Wednesday, May 8, 2013

Life of Pi by Yann Martel

Since I got  myself so burned out on reading books at a radical pace, I've been doing my best to moderate the amount that I read each day. Which basically means that it takes me three days to finish a book instead of 1 or 2. I can't really promise that it's working out because I've learned self control. I'm fairly certain that the only reason I have been able to do it this way is because I'm a tired old lady. Reading on my lunch breaks and the little bit before bed that I can squeeze in before I fall over with exhaustion. Or before Nick goes to bed. He makes it so much more inviting to go to sleep instead of reading. At any rate, I finished Life of Pi last night after starting it Sunday I think? Not really important. Somehow I ended up with a Kindle version that had random pictures in it every once in a while as well. Which is also equally unimportant, but I found it very odd to see pictures in the story on my Kindle. 

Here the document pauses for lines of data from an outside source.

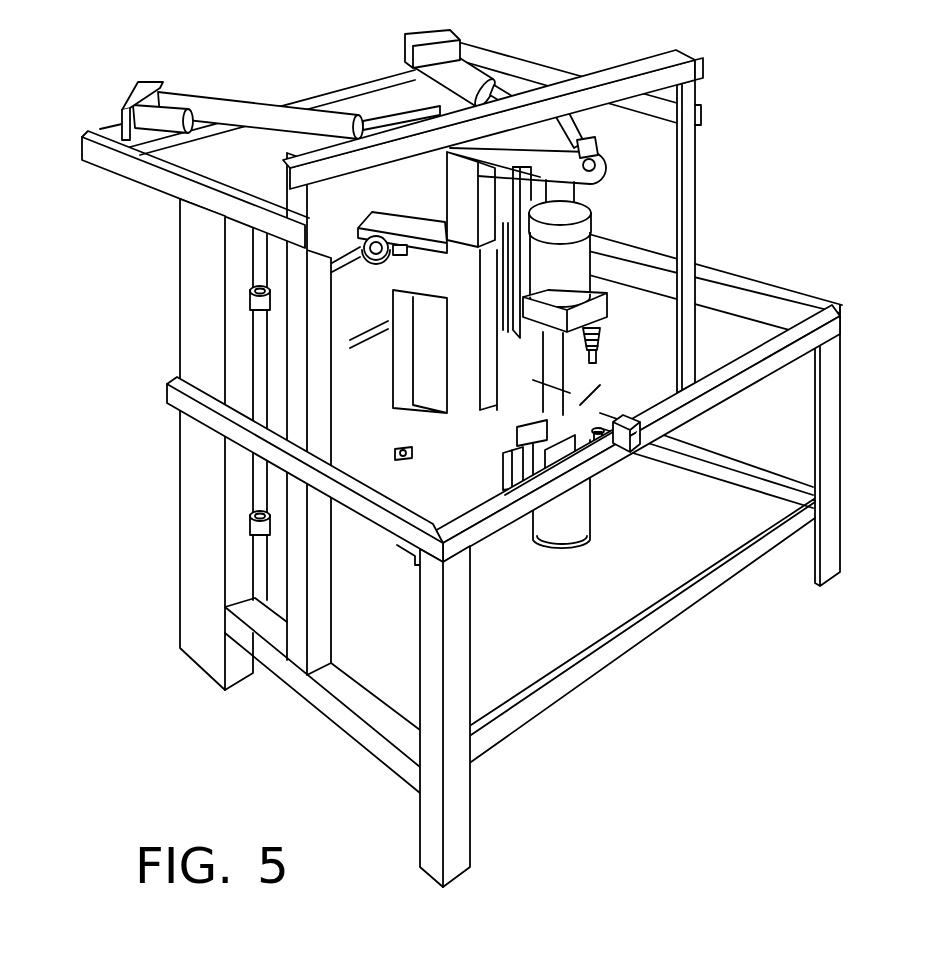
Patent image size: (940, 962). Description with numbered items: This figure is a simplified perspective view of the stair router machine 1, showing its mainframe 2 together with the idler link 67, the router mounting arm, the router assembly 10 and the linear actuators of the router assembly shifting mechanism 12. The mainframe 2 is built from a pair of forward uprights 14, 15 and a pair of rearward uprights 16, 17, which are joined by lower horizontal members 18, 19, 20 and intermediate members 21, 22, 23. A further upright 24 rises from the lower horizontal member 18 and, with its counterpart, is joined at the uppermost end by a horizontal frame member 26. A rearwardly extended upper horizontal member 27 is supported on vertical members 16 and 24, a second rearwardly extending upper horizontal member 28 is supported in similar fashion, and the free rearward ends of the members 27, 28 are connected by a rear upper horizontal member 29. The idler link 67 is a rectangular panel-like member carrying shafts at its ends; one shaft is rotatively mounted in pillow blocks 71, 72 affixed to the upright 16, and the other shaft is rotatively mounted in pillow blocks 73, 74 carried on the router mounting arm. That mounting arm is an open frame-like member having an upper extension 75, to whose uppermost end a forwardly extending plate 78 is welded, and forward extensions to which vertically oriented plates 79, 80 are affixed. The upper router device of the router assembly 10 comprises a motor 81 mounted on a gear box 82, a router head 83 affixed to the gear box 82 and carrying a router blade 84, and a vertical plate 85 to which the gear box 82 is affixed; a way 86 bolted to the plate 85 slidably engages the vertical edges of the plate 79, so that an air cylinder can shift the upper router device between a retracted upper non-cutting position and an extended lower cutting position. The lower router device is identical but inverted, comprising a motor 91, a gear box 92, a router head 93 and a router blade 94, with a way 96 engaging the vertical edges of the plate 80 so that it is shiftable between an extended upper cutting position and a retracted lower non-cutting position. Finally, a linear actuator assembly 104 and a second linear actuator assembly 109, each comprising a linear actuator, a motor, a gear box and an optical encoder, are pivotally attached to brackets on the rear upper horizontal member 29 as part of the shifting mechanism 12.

The stair router machine 1 is at (514, 596).
The mainframe 2 is at (705, 153).
The router assembly 10 is at (580, 219).
The router assembly shifting mechanism 12 is at (610, 150).
The forward upright 14 is at (460, 793).
The forward upright 15 is at (840, 547).
The rearward upright 16 is at (190, 525).
The rearward upright 17 is at (573, 121).
The lower horizontal member 18 is at (350, 725).
The lower horizontal member 19 is at (600, 660).
The lower horizontal member 20 is at (735, 466).
The intermediate member 21 is at (175, 385).
The intermediate member 22 is at (658, 457).
The intermediate member 23 is at (813, 292).
The upright 24 is at (322, 615).
The horizontal frame member 26 is at (372, 165).
The rearwardly extended upper horizontal member 27 is at (138, 178).
The second rearwardly extending upper horizontal member 28 is at (512, 75).
The rear upper horizontal member 29 is at (320, 88).
The idler link 67 is at (373, 384).
The pillow block 71 is at (260, 275).
The pillow block 72 is at (267, 527).
The pillow block 73 is at (390, 263).
The pillow block 74 is at (393, 532).
The upper extension 75 is at (452, 278).
The forwardly extending plate 78 is at (582, 170).
The vertically oriented plate 79 is at (533, 188).
The vertically oriented plate 80 is at (517, 437).
The motor 81 is at (582, 285).
The gear box 82 is at (552, 325).
The router head 83 is at (600, 343).
The router blade 84 is at (600, 362).
The vertical plate 85 is at (530, 262).
The way 86 is at (511, 288).
The motor 91 is at (560, 543).
The gear box 92 is at (560, 466).
The router head 93 is at (567, 447).
The router blade 94 is at (593, 430).
The way 96 is at (503, 475).
The linear actuator assembly 104 is at (275, 125).
The second linear actuator assembly 109 is at (455, 90).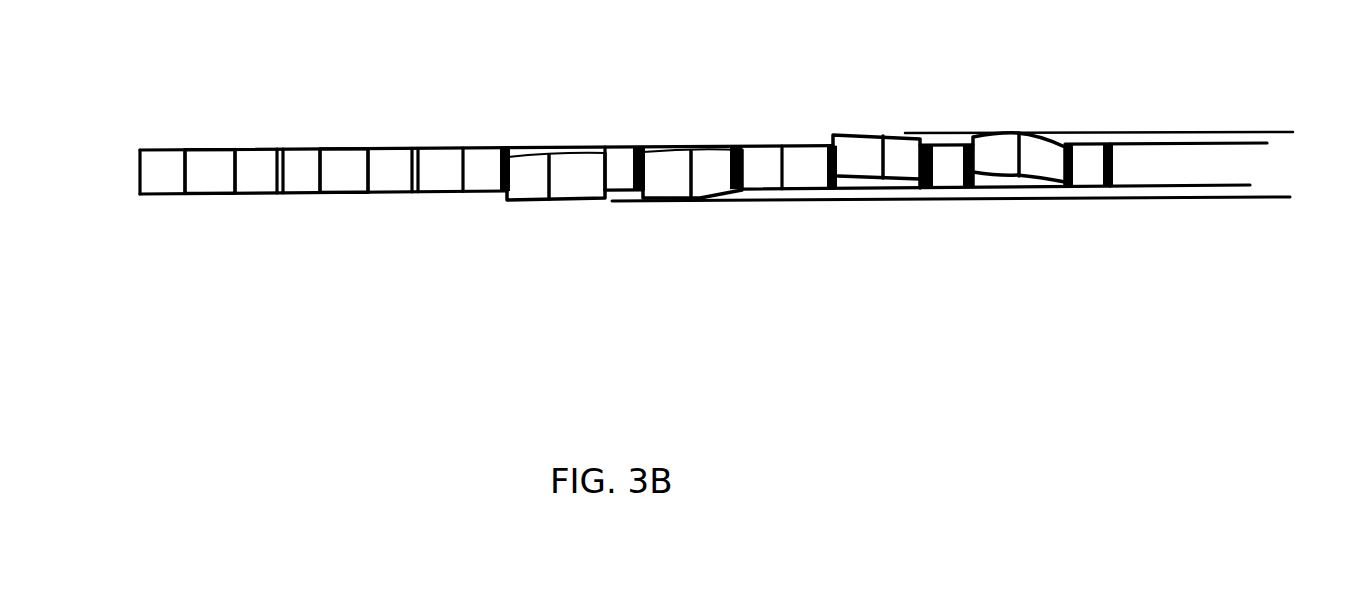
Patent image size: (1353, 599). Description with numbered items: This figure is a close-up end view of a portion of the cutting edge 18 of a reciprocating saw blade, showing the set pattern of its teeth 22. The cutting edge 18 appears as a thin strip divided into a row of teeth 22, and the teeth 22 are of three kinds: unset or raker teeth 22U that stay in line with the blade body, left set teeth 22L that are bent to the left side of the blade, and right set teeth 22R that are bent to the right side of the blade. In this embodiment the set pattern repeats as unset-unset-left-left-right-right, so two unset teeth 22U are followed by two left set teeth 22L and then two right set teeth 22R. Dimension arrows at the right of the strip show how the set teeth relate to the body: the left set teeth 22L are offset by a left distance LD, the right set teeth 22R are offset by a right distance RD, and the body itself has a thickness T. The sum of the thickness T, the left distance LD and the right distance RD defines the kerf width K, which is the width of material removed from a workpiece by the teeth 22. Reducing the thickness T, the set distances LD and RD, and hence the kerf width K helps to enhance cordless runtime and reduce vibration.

The teeth 22 is at (565, 127).
The unset teeth 22U is at (213, 170).
The right set teeth 22R is at (530, 192).
The left set teeth 22L is at (860, 147).
The cutting edge 18 is at (820, 240).
The left distance LD is at (1137, 175).
The right distance RD is at (1172, 158).
The thickness T is at (1223, 144).
The kerf width K is at (1287, 133).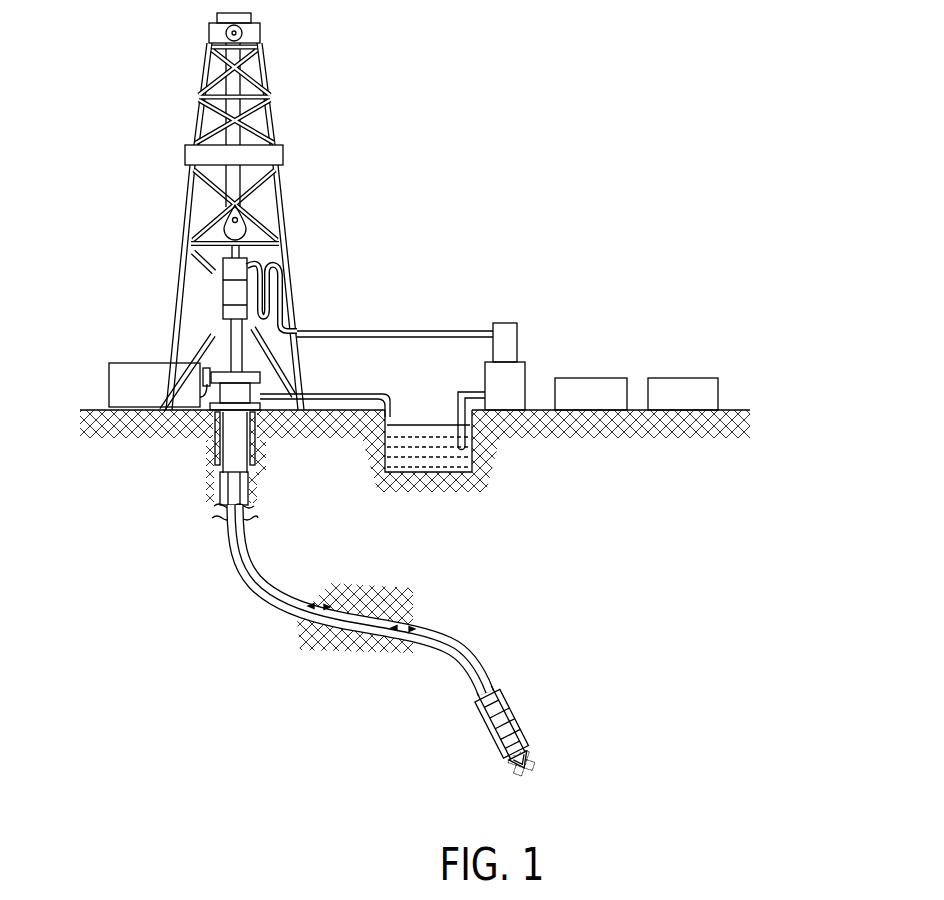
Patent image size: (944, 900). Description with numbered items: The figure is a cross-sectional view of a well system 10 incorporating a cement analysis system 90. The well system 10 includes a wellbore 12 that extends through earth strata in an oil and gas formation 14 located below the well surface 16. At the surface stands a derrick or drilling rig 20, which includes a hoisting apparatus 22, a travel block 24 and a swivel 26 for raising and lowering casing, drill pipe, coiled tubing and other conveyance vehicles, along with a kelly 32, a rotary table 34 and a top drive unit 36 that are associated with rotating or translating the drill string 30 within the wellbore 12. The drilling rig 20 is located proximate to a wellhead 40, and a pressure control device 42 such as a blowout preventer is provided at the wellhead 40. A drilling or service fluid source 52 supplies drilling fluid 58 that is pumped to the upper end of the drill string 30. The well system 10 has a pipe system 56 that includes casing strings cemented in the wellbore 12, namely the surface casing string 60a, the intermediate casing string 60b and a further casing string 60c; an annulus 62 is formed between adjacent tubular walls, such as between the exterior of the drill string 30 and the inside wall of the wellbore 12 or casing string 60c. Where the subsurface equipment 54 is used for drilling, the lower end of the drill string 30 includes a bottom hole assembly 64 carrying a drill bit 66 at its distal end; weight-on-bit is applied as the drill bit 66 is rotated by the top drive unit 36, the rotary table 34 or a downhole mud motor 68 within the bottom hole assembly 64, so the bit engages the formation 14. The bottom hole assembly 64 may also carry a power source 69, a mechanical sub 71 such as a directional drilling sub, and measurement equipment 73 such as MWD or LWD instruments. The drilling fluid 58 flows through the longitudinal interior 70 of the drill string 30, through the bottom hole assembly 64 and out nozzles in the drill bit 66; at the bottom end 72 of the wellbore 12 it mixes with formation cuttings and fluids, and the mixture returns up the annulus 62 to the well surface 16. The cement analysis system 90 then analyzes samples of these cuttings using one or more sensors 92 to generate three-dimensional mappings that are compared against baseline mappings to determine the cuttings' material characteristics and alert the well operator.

The well system 10 is at (318, 103).
The wellbore 12 is at (278, 618).
The formation 14 is at (495, 514).
The well surface 16 is at (93, 407).
The drilling rig 20 is at (207, 28).
The hoisting apparatus 22 is at (250, 37).
The travel block 24 is at (247, 222).
The swivel 26 is at (262, 270).
The drill string 30 is at (280, 562).
The kelly 32 is at (228, 352).
The rotary table 34 is at (297, 333).
The top drive unit 36 is at (226, 298).
The wellhead 40 is at (270, 386).
The pressure control device 42 is at (200, 398).
The fluid source 52 is at (453, 467).
The subsurface equipment 54 is at (523, 709).
The pipe system 56 is at (232, 591).
The drilling fluid 58 is at (420, 462).
The surface casing string 60a is at (220, 438).
The intermediate casing string 60b is at (220, 453).
The casing string 60c is at (248, 488).
The annulus 62 is at (303, 590).
The bottom hole assembly 64 is at (488, 729).
The drill bit 66 is at (520, 771).
The downhole mud motor 68 is at (507, 717).
The power source 69 is at (515, 726).
The longitudinal interior 70 is at (477, 660).
The mechanical sub 71 is at (522, 737).
The bottom end 72 is at (542, 773).
The measurement equipment 73 is at (530, 748).
The cement analysis system 90 is at (590, 378).
The sensor 92 is at (685, 378).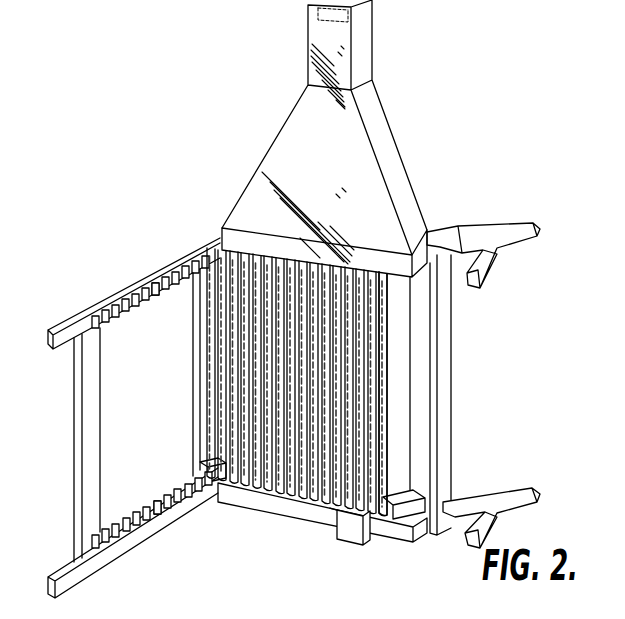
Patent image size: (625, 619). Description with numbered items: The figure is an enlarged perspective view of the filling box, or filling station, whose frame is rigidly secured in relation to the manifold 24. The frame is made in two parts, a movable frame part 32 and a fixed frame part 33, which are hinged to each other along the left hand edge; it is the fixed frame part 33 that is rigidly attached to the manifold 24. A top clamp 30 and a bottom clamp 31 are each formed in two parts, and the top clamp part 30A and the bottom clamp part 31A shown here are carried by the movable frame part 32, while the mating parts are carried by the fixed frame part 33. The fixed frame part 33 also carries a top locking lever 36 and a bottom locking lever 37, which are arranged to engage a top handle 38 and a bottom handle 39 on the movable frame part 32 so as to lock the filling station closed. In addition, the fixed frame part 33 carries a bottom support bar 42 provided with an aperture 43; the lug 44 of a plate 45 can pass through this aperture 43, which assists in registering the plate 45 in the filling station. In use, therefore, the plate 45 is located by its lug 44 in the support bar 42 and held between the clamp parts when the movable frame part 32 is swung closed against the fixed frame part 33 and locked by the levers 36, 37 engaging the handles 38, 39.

The manifold 24 is at (397, 164).
The top clamp 30 is at (133, 284).
The top clamp part 30A is at (153, 296).
The bottom clamp 31 is at (133, 504).
The bottom clamp part 31A is at (152, 512).
The movable frame part 32 is at (80, 442).
The fixed frame part 33 is at (430, 463).
The top locking lever 36 is at (507, 232).
The bottom locking lever 37 is at (507, 500).
The top handle 38 is at (63, 327).
The bottom handle 39 is at (70, 572).
The bottom support bar 42 is at (390, 532).
The aperture 43 is at (337, 518).
The lug 44 is at (348, 540).
The plate 45 is at (392, 398).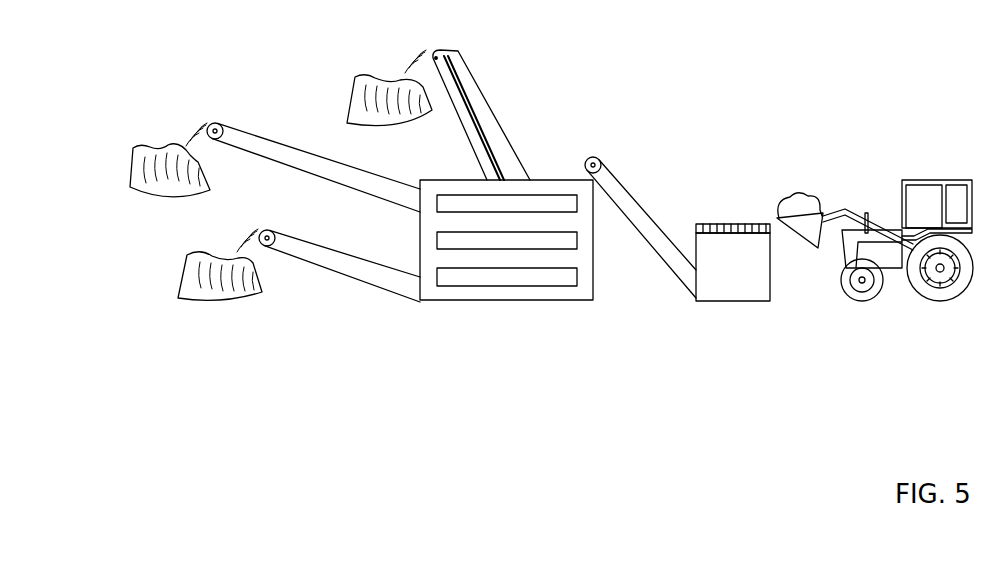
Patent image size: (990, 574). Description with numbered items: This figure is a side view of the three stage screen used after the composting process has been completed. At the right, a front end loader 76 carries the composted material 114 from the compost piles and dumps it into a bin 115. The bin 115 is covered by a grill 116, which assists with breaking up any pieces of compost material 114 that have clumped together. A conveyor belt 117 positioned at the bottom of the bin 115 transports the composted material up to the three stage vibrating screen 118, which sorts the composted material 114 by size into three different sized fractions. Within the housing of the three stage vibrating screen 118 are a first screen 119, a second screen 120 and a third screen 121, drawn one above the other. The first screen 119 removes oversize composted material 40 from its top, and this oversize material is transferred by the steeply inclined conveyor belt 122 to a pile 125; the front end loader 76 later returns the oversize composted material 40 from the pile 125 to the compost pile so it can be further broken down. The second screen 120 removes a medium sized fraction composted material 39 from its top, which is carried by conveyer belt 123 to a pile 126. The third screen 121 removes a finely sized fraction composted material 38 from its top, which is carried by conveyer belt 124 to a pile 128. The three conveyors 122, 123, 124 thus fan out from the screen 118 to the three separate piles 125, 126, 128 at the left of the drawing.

The finely sized fraction composted material 38 is at (247, 288).
The medium sized fraction composted material 39 is at (193, 175).
The oversize composted material 40 is at (363, 100).
The front end loader 76 is at (920, 180).
The composted material 114 is at (800, 192).
The bin 115 is at (733, 301).
The grill 116 is at (730, 224).
The conveyor belt 117 is at (638, 203).
The three stage vibrating screen 118 is at (533, 300).
The first screen 119 is at (453, 195).
The second screen 120 is at (577, 239).
The third screen 121 is at (437, 277).
The conveyor belt 122 is at (470, 68).
The conveyer belt 123 is at (255, 136).
The conveyer belt 124 is at (320, 245).
The pile 125 is at (377, 72).
The pile 126 is at (148, 146).
The pile 128 is at (192, 262).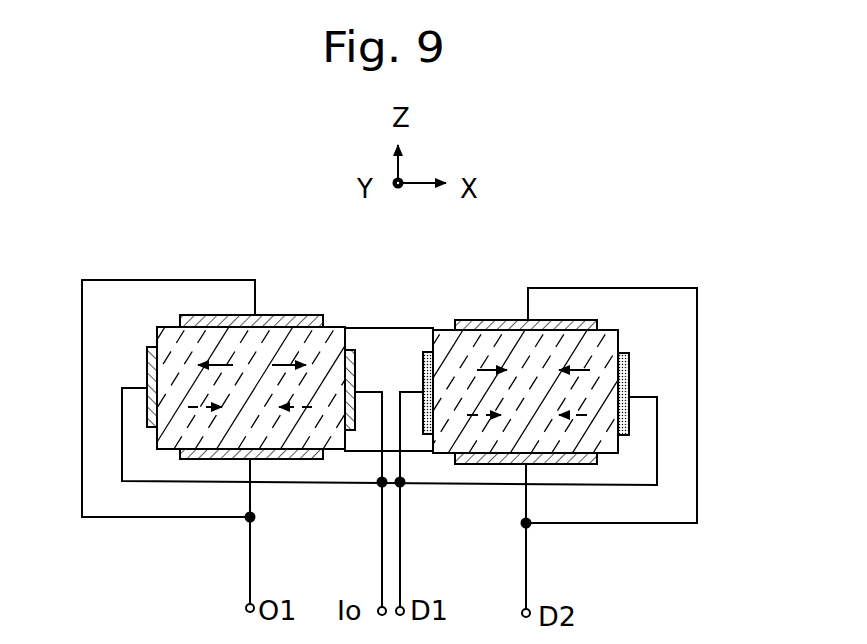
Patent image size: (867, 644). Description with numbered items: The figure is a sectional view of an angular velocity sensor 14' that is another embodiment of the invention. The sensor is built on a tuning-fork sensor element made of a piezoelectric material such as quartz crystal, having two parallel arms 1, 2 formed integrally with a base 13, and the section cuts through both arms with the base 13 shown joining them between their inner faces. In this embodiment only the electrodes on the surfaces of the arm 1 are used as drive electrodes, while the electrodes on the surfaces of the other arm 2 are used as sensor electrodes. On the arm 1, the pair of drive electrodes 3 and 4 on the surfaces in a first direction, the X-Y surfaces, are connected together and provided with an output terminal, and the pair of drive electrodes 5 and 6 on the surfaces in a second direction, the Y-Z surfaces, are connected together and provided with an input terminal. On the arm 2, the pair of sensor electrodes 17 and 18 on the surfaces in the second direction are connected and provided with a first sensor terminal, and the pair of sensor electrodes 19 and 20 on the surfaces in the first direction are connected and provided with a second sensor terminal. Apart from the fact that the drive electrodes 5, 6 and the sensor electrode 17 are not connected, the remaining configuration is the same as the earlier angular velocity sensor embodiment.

The arm 1 is at (168, 342).
The arm 2 is at (611, 347).
The drive electrode 3 is at (203, 458).
The drive electrode 4 is at (207, 322).
The drive electrode 5 is at (147, 405).
The drive electrode 6 is at (357, 413).
The base 13 is at (388, 345).
The angular velocity sensor 14' is at (448, 267).
The sensor electrode 17 is at (568, 464).
The sensor electrode 18 is at (478, 326).
The sensor electrode 19 is at (421, 413).
The sensor electrode 20 is at (630, 370).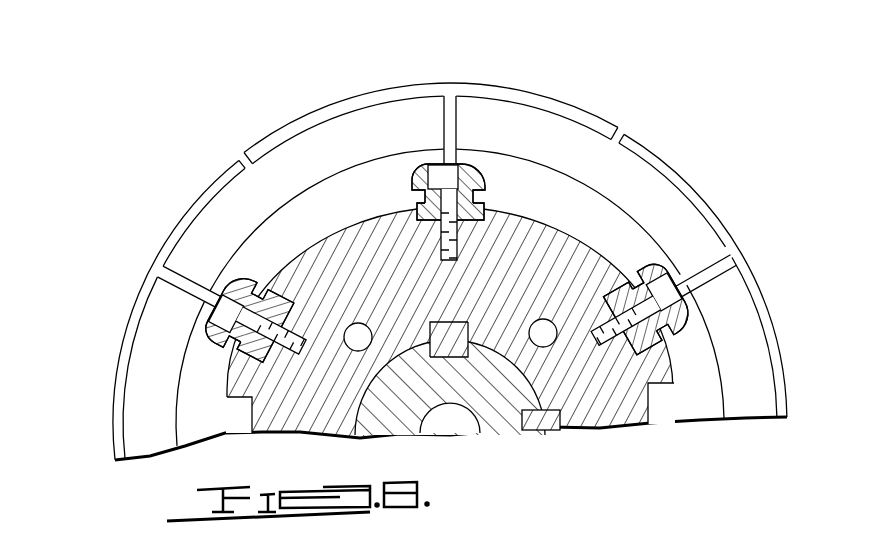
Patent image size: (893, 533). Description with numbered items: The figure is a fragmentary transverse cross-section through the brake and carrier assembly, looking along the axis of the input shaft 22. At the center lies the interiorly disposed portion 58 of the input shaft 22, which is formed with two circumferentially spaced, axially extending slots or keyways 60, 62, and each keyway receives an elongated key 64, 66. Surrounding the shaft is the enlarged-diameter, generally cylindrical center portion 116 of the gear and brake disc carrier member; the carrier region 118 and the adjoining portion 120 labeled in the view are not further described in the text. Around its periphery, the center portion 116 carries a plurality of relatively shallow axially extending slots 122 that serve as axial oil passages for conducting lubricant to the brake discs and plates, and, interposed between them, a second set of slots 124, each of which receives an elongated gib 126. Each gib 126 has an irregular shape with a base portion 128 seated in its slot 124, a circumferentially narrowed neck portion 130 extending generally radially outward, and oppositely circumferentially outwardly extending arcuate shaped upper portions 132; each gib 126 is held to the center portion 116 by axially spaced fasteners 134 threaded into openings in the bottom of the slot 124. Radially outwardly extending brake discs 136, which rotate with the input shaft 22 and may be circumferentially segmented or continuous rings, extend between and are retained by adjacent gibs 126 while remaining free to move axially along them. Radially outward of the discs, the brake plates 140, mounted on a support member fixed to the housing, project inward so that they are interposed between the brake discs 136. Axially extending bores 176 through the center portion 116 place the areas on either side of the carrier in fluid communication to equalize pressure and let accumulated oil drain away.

The input shaft 22 is at (504, 439).
The interiorly disposed portion of input shaft 58 is at (440, 396).
The slot or keyway 60 is at (456, 358).
The slot or keyway 62 is at (492, 413).
The elongated key 64 is at (453, 343).
The elongated key 66 is at (540, 428).
The center portion of gear and brake disc carrier member 116 is at (412, 306).
The body recess 118 is at (362, 401).
The notch 120 is at (462, 322).
The shallow slots 122 is at (360, 250).
The slots 124 is at (262, 322).
The gib 126 is at (492, 168).
The base portion of gib 128 is at (280, 306).
The neck portion of gib 130 is at (237, 343).
The arcuate shaped upper portions of gib 132 is at (280, 264).
The fastener 134 is at (452, 172).
The brake disc 136 is at (327, 137).
The brake plate 140 is at (478, 84).
The bore 176 is at (345, 341).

Something I've been asking myself is why I even bothered reading Life of Pi? I've had absolutely no interest in the book the entire time it's been out. Not even through all the excitement about the movie or anything. So, why now? I decided that it's because the book I really wanted to read made me go on a waiting list, and so I just picked something to read in the interim. Regretfully enough, it wasn't the best decision I've made. 

There will be no spoilers in this review, but I'll tell you that I'd like to. Pi Patel is a strange, affected character. A boy with a religious zeal not to be questioned. I never really quite decided whether I liked him as a character or whether he was just a bit too outlandish and unrealistic for my tastes. The book itself consists of a few different sections that detail different phases in Pi's life, with a couple of random interjections by the man who is interviewing Pi. The final section is the one that really kind of sealed my initial dislike of the book. It's the story of being a castaway and the sole survivor of the boat that his family was traveling from India to Canada on. Some parts of it were plain ridiculous, and others were far to detailed for any reason at all. I get the idea of wanting the reader to almost be able to feel what is happening, but gruesome descriptions are too much for me. And the end.. The end just made me angry. It made the whole irregularity of the rest of the story begin to make sense and clear up, but still. Lame.

Either way, it is a critically acclaimed novel, and now a full-length film. Many people have really enjoyed it, and I'm sure found greater significance in it than I did. I know that someone mentioned having recently watched the movie and liking it, which I doubt I will ever purposely do. I think that I'll give this a 2 out of 5 on Goodreads. The writing is good, I'll definitely give you that. Yann Martel is gifted with words. I may look into reading some of his other works another time. Right now I'm reading Beautiful Ruins by Jess Walter, and it's coming along fairly well. Since the sky has decided to break open and pour down a very noisy and lightning filled rainstorm I'll probably be up a while. Progress is in my future. Happy Reading to you all.